In [None]:
import pandas as pd
import numpy as np
import time
import joblib
from sklearn.model_selection import train_test_split
from sklearn.preprocessing import StandardScaler, OneHotEncoder
from sklearn.compose import ColumnTransformer
from sklearn.pipeline import make_pipeline, Pipeline
from sklearn.linear_model import LinearRegression
from sklearn.ensemble import RandomForestRegressor, GradientBoostingRegressor
from sklearn.neighbors import KNeighborsRegressor
from sklearn.neural_network import MLPRegressor
# from sklearn.metrics import mean_absolute_error

# Model Training
## Pipeline Setup

In [None]:
training_data = pd.read_csv('./data/combined/total_clean.csv')

In [None]:
# active_listings['hypothetical_soldDate'] = pd.to_datetime('today') + pd.DateOffset(months=6)
# active_listings['days_from_listing_to_sold'] = (active_listings['hypothetical_soldDate'] - pd.to_datetime(active_listings['listingDate'])).dt.days
# active_listings['listingYear'] = pd.to_datetime(active_listings['listingDate']).dt.year
# active_listings['listingMonth'] = pd.to_datetime(active_listings['listingDate']).dt.month
# active_listings['hypothetical_soldYear'] = active_listings['hypothetical_soldDate'].dt.year
# active_listings['hypothetical_soldMonth'] = active_listings['hypothetical_soldDate'].dt.month

In [None]:
numeric_features = ['beds', 'baths', 'sqFt', 'parking', 'taxes', 'age', 'lat', 'lon', 'daysOnMarket', 'priceToTaxRatio', 'listingYear', 'listingMonth', 'distanceToCenter', 'distanceToSchool']
categorical_features = ['propertyType', 'streetAddress', 'nearestSchool', 'postalCode', 'neighborhood']

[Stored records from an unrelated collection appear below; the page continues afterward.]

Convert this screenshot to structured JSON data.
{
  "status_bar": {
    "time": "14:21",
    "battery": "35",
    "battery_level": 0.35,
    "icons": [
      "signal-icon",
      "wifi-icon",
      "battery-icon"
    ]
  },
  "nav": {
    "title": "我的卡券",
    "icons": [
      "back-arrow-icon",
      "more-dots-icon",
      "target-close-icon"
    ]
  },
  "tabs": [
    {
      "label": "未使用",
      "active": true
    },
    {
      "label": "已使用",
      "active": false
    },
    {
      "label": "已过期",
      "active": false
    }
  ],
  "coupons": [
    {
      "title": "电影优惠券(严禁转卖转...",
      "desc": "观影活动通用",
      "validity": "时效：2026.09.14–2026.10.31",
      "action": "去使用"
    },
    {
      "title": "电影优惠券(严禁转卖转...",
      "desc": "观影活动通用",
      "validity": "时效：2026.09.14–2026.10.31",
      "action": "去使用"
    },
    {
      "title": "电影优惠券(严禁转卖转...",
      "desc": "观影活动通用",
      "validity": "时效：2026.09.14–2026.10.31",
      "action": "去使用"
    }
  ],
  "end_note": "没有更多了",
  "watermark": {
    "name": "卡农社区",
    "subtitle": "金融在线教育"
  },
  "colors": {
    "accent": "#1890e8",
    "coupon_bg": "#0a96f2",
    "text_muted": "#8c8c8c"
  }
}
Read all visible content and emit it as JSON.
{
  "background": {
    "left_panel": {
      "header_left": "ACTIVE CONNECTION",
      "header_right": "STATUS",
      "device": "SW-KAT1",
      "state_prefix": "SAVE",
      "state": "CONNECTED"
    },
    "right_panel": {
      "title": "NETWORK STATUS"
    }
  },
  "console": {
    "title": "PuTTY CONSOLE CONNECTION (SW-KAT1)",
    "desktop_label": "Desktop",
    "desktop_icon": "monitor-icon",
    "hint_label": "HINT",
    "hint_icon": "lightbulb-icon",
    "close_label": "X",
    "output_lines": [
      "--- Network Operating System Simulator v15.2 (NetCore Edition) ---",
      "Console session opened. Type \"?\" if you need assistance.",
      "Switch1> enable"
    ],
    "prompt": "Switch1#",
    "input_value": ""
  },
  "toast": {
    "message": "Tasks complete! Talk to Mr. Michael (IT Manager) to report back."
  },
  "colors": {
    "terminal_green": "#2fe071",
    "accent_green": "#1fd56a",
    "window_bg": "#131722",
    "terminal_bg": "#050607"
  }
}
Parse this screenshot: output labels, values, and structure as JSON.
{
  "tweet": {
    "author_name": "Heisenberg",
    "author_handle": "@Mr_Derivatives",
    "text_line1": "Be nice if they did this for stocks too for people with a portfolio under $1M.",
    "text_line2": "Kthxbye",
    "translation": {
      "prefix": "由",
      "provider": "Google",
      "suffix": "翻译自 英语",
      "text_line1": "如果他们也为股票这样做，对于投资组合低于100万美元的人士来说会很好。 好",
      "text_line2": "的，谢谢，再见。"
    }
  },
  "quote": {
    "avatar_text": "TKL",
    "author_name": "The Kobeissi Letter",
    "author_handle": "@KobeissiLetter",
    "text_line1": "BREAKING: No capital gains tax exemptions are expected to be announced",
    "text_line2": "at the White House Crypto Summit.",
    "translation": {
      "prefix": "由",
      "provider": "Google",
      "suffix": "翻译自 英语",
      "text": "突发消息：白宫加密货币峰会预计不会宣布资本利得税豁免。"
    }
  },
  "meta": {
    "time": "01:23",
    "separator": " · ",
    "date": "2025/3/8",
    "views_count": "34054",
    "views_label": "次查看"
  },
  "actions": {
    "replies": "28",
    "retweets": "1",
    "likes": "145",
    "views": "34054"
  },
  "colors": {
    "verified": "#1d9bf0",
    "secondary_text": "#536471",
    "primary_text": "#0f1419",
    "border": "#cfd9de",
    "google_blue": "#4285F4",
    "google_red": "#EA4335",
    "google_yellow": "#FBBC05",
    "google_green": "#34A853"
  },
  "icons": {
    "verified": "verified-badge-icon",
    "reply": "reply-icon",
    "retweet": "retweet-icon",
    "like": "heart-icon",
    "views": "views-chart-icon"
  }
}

features = numeric_features + categorical_features
target = 'price'

In [None]:
X = training_data[features]
y = training_data[target]

X_train, X_valid, y_train, y_valid = train_test_split(X, y)

In [None]:
numeric_transformer = Pipeline(steps=[
    ('scaler', StandardScaler())])

categorical_transformer = Pipeline(steps=[
    ('encoder', OneHotEncoder(handle_unknown='ignore'))])

preprocessor = ColumnTransformer(
    transformers=[
        ('num', numeric_transformer, numeric_features),
        ('cat', categorical_transformer, categorical_features)])

In [None]:
out_dir = 'models/'

## Random Forest Regressor

In [None]:
name = 'rfr.joblib'
rfr = make_pipeline(
    preprocessor,
    RandomForestRegressor(n_estimators=200, max_depth=8)
)

In [None]:
st = time.time()
rfr.fit(X_train, y_train)
joblib.dump(rfr, out_dir + name)
et = time.time()
print(f'Random Forest Regressor training time: {(et-st)} seconds')

# Gradient Boosting Regressor

In [None]:
name = 'gbr.joblib'
gbr = make_pipeline(
    preprocessor,
    GradientBoostingRegressor(n_estimators=200, max_depth=8)
)

In [None]:
st = time.time()
gbr.fit(X_train, y_train)
joblib.dump(gbr, out_dir + name)
et = time.time()
print(f'Gradient Boosting Regressor training time: {(et-st)} seconds')

## kNN Regressor

In [None]:
name = 'knnr.joblib'
knnr = make_pipeline(
    preprocessor,
    KNeighborsRegressor(n_neighbors=5)
)

In [None]:
st = time.time()
knnr.fit(X_train, y_train)
joblib.dump(knnr, out_dir + name)
et = time.time()
print(f'kNN Regressor training time: {(et-st)} seconds')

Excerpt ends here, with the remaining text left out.